As the grand-daughter of the founder of Benares Hindu University, Pandit Madan Mohan Malaviya, Asha Sheth said she was conscious of India’s inclusive heritage that prompts us to invoke our divine rivers during bathing and ablution. Then we call for the sanctifying presence of the waters from the Ganga, Yamuna, Godavari, Saraswati, Narmada, Sindhu and Kaveri by chanting this verse:
For we believe that wherever there is water, there is Ganga, and the Yamuna and also the Narmada and the Sindhu or the Indus. The latter serves not only as the root for the very name of our country India, but also stands in as a unifying synonym for the all-embracing ocean.
Happily, a similar sentiment inspired the founders of this magazine. The same feeling occurs in western/occidental tradition as well. At the end of his memoir A River Runs Through It, for instance, the American writer Norman Maclean says, “Eventually, all things merge into one, and a river runs through it. The river was cut by the world’s great flood and runs over rocks from the basement of time.” What an image this is: a gurgling stream cut from the primordial flood running over rocks hewn from the very basement of time.

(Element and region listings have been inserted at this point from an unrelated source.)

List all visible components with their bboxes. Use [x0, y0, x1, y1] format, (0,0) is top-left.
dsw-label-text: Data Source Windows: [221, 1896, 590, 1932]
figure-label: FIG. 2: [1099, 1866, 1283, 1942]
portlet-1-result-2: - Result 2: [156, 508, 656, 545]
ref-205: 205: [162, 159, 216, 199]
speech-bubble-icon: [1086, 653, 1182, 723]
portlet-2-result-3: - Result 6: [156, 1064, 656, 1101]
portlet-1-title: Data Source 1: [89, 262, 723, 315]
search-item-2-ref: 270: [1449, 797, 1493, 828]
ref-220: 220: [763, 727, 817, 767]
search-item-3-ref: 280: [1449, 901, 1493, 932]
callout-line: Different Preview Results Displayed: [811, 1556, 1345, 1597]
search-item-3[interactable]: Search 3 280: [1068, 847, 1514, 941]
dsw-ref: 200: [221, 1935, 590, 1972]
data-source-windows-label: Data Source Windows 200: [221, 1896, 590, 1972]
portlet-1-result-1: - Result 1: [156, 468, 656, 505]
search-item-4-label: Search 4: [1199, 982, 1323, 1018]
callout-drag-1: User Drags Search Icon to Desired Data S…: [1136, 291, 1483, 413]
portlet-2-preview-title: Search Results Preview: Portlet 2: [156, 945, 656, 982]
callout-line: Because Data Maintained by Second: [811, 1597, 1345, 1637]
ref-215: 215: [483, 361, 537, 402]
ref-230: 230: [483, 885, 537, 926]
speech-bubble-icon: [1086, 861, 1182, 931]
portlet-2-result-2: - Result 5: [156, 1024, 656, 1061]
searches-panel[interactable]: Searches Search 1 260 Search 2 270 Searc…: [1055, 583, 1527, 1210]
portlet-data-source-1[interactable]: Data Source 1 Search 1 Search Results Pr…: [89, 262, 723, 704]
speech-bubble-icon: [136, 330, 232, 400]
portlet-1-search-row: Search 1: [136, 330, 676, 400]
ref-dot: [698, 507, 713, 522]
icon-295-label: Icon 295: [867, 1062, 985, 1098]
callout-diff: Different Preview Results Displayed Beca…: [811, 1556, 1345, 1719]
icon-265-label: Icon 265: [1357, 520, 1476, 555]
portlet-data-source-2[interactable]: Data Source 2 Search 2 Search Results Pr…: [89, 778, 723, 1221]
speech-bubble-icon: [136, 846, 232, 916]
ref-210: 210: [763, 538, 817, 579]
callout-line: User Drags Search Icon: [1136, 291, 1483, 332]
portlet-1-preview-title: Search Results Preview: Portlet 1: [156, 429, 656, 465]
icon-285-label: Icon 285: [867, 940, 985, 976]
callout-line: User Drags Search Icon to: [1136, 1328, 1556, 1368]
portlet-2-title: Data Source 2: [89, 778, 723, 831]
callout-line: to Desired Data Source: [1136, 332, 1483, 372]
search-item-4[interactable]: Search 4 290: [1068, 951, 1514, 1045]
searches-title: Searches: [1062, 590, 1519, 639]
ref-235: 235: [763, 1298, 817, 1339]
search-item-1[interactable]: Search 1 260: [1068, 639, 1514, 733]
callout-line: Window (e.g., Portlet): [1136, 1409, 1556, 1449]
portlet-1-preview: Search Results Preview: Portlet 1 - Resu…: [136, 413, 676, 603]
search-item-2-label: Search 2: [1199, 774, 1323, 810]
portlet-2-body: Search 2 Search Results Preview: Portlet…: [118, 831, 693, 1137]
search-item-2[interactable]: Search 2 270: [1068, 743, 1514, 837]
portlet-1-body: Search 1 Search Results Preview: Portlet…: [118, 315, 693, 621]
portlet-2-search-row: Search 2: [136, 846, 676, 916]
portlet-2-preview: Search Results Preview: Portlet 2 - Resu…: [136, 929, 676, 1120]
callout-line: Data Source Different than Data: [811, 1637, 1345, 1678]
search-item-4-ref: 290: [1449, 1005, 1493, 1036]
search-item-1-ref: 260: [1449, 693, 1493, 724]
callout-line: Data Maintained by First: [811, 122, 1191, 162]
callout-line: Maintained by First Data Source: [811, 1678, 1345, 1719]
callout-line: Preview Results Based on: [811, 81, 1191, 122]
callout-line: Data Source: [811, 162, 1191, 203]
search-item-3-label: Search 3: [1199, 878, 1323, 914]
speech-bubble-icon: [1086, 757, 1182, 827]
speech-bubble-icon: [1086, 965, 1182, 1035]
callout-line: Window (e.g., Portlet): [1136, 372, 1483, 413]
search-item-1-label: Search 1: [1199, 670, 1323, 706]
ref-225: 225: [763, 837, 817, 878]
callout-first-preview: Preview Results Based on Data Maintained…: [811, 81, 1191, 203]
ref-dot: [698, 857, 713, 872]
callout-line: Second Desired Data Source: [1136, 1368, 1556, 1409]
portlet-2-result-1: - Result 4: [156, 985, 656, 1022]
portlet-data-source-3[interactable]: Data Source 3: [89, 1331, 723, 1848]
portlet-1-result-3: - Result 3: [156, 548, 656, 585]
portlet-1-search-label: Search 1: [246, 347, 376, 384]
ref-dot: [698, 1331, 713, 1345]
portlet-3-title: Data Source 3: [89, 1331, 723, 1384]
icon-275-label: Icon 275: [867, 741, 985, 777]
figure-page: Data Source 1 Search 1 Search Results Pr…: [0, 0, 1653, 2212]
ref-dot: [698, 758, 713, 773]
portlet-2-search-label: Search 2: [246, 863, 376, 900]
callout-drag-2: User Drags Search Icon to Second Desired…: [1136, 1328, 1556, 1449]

This description perfectly fits the profile of the River Narmada. She was flowing when the continents of the world were fused together in one mass. Archaeologists say the Narmada-Son-Tapti lineament probably evolved some 4,000 million years in the Archean age on the super-continent called Pangea. There was no India at that time. But there was Narmada.
The Narmada was flowing when Pangea broke off into Gondwanaland. She was flowing when a meteor struck the Jurassic world; when the Indian tectonic plate collided with the Tibetan plateau, which threw up the Himalayas and led to the formation of rivers like the Ganga and Yamuna.
Through these upheavals, the Narmada alone flowed on serenely. No wonder our rishis praise the Narmada as the great survivor that out-lasted seven world-endings! Of all the seas and rivers of the world, she alone shall survive the future end of the world, they proclaim. Let us therefore also hail this most dependable and perennial of our lifesavers!